Dos hombres arrastraron el cuerpo sin vida por la arena, un rastro de sangre fue señalizando el recorrido; al poco, desaparecieron tras una puerta. En el graderío, la muchedumbre aplaudía y vociferaba excitada. Sólo un muchacho, con el rostro escondido entre sus manos, lloraba desconsoladamente: era el hijo del gladiador.
Escrito por Enrique Angulo - Twitter

La última apuesta

No deseo fracasar. Una vez más, no. Faltan cinco minutos. ¡Puto vértigo! La gente me mira. Cuatro. Este sudor. Me siento desnuda aquí arriba. Fracasaré. Tres. Más gente. Cuchichean. ¿Quiero hacerlo? Dos. Me juzgarán. ¿Quién juzga a quién? Uno. Demasiado tarde. Caigo al vacío. ¡Auxilio!

¡Estimado público, con todos ustedes...!
Escrito por Loli Regs

Carabina

Mi hermano mayor me llevaba a casa de su novia. Encerrados en su cuarto esperaban que hiciera compañía a Piluca. Nos enamoramos enseguida: revolcándonos en caricias, extasiándonos de intenso placer... Cuando ellos rompieron, quisimos continuar con nuestra relación. Pero resultó un amor imposible.

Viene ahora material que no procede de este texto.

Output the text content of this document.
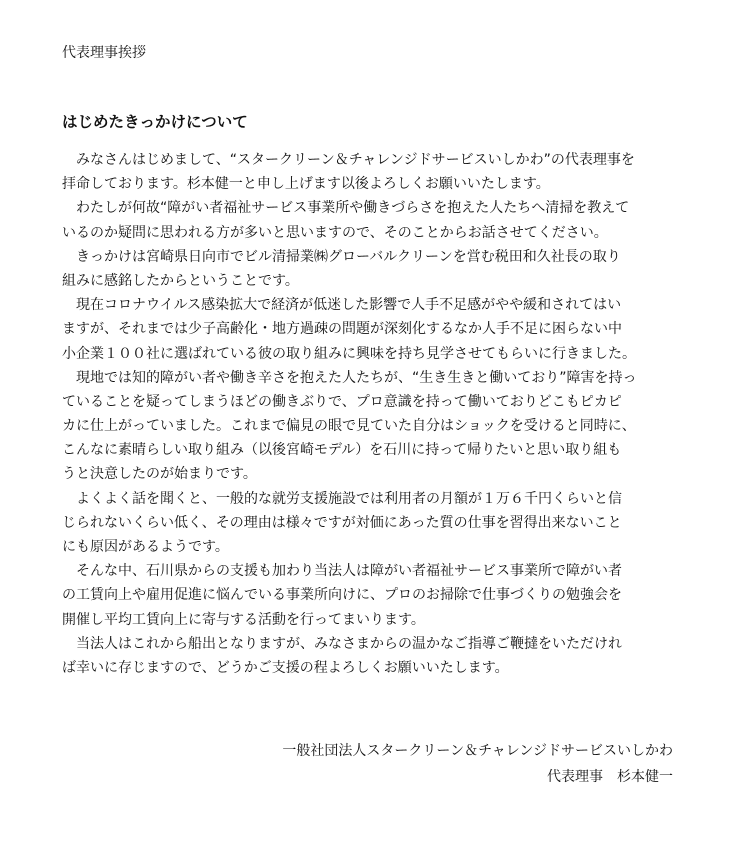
代表理事挨拶
はじめたきっかけについて
みなさんはじめまして、“スタークリーン＆チャレンジドサービスいしかわ”の代表理事を
拝命しております。杉本健一と申し上げます以後よろしくお願いいたします。
わたしが何故“障がい者福祉サービス事業所や働きづらさを抱えた人たちへ清掃を教えて
いるのか疑問に思われる方が多いと思いますので、そのことからお話させてください。
きっかけは宮崎県日向市でビル清掃業㈱グローバルクリーンを営む税田和久社長の取り
組みに感銘したからということです。
現在コロナウイルス感染拡大で経済が低迷した影響で人手不足感がやや緩和されてはい
ますが、それまでは少子高齢化・地方過疎の問題が深刻化するなか人手不足に困らない中
小企業１００社に選ばれている彼の取り組みに興味を持ち見学させてもらいに行きました。
現地では知的障がい者や働き辛さを抱えた人たちが、“生き生きと働いており”障害を持っ
ていることを疑ってしまうほどの働きぶりで、プロ意識を持って働いておりどこもピカピ
カに仕上がっていました。これまで偏見の眼で見ていた自分はショックを受けると同時に、
こんなに素晴らしい取り組み（以後宮崎モデル）を石川に持って帰りたいと思い取り組も
うと決意したのが始まりです。
よくよく話を聞くと、一般的な就労支援施設では利用者の月額が１万６千円くらいと信
じられないくらい低く、その理由は様々ですが対価にあった質の仕事を習得出来ないこと
にも原因があるようです。
そんな中、石川県からの支援も加わり当法人は障がい者福祉サービス事業所で障がい者
の工賃向上や雇用促進に悩んでいる事業所向けに、プロのお掃除で仕事づくりの勉強会を
開催し平均工賃向上に寄与する活動を行ってまいります。
当法人はこれから船出となりますが、みなさまからの温かなご指導ご鞭撻をいただけれ
ば幸いに存じますので、どうかご支援の程よろしくお願いいたします。
一般社団法人スタークリーン＆チャレンジドサービスいしかわ
代表理事 杉本健一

Mis padres jamás consintieron mascotas en casa.
Escrito por Pepe Sanchis

Huyendo de uno mismo

En vano, trato de saber lo que me espera en la otra orilla. Casi llegando, como si de una maldición se tratara, una terrible corriente me devuelve al puerto de partida y me veo de nuevo tratando de huir de esa sombra que ruge desde la linde del bosque oscuro.
Escrito por Rafael Domingo Sánchez

Mi basura

Suena el timbre de mi casa como si hubiera un incendio y, al abrir la puerta, la bolsa de basura que acabo de bajar está ante mí. Tiene una pose desafiante, con las lazaditas puestas en jarra. Ante mi desconcierto se me cuela dentro y se acomoda en el sofá.
Escrito por Nuria Rozas - Twitter

El síndrome de Don Quijote

Descubrió, de repente, que ya no podía caminar por el bosque como solía. Luego se le vio distraído y su voz empezó a sonar como un oboe melancólico. Poco después, perdió el hilo de la conversación con el mundo: fue cuando empezó a señalar con su lanza a los molinos.
Escrito por María José Escudero

Sin villancicos

Como no podía dormir, me he puesto a contar ovejas. De pronto, unos pastorcillos se han encaminado hacia Belén.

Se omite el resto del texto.